I’ve moved on from the stomach issues, focusing on psoriasis.
Psoriasis and Gluten.
Some doctors have actually stated that gluten causes psoriasis.
Not all doctors agree, but the fact that even some are suggesting this is enough for me to put down the fork and listen.
I’ve been reading researchers and studies, doctor’s opinionsblogs and forums (to gain personal experiences), , etc.
The tricky thing about psoriasis that causes some doctors to stumble is it’s not a one size fits all disease. What may work wonders for one patient, may cause another patient to get worse.
Same as the gluten-free diet- I’ve read of some people seeing immense improvement just in days of going GF, but also read of others who claim to have developed psoriasis because they went gluten free.
However, I’m started to draw my own conclusions about my own situation.
Here’s what I’m thinking.
Nine years ago my body developed psoriasis out of no where telling me I was allergic to gluten, but i didn’t know it.
Not all people with celiac disease or gluten sensitivity show any symptoms. Maybe the psoriasis was my symptom.
And now, my stomach hurts. My body’s reacting. All these years, being sensitive to gluten, maybe the lining of my stomach has worn down because I kept eating gluten, not knowing. And now, it’s gone too far, and that’s why I’m noticing it.

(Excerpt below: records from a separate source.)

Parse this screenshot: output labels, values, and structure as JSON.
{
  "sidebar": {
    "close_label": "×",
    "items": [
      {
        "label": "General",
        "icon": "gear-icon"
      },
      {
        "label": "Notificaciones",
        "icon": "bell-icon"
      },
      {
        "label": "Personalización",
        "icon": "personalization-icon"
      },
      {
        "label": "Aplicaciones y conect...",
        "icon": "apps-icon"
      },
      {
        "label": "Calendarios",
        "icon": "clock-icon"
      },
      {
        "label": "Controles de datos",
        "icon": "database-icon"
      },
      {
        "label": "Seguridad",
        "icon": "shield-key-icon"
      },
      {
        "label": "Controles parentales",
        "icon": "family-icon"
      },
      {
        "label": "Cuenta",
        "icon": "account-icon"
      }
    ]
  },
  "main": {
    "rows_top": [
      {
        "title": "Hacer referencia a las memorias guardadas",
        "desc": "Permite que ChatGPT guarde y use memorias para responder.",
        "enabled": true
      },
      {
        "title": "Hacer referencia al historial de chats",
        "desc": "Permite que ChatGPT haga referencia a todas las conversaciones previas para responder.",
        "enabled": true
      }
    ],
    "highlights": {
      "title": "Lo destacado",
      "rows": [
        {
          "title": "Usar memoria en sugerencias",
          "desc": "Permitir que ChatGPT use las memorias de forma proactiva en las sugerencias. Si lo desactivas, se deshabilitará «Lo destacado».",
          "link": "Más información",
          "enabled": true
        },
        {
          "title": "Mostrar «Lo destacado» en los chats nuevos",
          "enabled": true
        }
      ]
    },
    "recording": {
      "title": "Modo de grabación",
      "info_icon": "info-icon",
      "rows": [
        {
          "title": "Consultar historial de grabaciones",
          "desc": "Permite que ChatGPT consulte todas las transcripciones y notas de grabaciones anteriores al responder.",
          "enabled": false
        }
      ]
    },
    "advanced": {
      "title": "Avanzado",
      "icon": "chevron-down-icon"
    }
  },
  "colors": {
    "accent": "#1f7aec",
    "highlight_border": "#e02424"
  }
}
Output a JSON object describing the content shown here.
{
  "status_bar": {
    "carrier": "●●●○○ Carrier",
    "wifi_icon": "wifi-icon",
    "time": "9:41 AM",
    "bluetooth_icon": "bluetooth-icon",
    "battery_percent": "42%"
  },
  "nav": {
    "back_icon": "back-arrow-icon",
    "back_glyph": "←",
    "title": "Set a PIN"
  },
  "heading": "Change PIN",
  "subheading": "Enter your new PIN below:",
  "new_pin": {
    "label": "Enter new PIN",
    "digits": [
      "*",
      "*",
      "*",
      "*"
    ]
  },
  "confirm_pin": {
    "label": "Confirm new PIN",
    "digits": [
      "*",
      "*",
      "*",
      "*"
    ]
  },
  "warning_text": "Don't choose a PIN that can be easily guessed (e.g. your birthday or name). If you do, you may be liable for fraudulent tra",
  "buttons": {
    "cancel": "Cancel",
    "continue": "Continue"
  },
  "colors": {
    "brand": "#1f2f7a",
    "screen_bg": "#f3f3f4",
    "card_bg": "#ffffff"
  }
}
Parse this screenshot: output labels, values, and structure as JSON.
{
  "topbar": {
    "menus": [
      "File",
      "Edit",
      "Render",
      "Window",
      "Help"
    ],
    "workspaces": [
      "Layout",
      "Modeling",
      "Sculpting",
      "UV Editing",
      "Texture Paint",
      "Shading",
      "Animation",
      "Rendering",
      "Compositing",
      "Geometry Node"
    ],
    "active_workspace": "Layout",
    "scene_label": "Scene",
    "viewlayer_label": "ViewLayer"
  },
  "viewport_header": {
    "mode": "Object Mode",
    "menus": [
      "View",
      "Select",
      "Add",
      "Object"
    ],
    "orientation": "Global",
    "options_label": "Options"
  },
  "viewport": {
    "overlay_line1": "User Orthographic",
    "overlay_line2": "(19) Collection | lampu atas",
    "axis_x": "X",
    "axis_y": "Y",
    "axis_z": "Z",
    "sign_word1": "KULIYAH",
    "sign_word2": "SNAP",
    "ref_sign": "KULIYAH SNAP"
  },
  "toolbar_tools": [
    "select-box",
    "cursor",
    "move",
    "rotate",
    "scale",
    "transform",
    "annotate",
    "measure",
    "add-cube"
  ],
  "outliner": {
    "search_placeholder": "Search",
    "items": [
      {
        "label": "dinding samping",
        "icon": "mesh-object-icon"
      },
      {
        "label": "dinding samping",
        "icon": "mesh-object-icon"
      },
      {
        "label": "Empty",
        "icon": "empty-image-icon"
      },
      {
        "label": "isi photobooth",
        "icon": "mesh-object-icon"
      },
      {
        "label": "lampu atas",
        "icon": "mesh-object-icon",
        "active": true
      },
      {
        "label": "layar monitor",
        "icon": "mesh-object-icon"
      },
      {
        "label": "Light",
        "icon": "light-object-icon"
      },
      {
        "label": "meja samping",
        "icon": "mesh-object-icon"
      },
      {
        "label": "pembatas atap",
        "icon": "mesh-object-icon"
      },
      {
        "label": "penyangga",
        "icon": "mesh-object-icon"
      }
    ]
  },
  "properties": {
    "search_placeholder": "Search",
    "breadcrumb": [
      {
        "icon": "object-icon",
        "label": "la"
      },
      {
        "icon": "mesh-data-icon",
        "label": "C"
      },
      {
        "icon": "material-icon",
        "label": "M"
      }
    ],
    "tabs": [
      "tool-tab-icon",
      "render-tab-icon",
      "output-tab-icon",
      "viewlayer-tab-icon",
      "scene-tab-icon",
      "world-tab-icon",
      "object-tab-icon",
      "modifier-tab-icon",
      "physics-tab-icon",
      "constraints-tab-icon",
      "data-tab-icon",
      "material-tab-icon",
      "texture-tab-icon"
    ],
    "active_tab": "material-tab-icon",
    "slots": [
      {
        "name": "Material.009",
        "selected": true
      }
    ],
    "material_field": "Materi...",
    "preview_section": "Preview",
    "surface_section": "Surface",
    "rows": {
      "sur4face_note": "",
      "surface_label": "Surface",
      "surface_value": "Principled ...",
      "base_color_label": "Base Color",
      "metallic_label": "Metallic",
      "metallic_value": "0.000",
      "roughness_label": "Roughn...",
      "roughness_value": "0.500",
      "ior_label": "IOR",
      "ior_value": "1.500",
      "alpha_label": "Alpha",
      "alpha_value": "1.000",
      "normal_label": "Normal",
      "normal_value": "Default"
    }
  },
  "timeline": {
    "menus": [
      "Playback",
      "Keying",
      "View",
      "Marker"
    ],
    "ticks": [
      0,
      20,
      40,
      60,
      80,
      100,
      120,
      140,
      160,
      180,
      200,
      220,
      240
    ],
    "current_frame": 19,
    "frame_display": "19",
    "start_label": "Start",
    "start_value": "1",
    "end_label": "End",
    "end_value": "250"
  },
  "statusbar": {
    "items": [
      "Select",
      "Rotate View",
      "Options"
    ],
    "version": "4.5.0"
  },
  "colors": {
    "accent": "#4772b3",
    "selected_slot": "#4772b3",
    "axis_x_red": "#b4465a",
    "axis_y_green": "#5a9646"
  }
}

I know I sound like I’ve gone a little crazy in the head, but I truly believe I’m onto something.
After three weeks of stomach pains, I’ve cut out gluten for five days and have no more pain. The arthritis in my hand, caused by the psoriasis, is feeling a little better every day. My psoriasis spots that were once red and inflamed are calming down. I have more energy; I don’t feel as if I need ten more hours of sleep a day.
Could this have been my problem all along?
I’m going to keep going with my experiment, but I’m also going to a gastroenterologist in a couple weeks.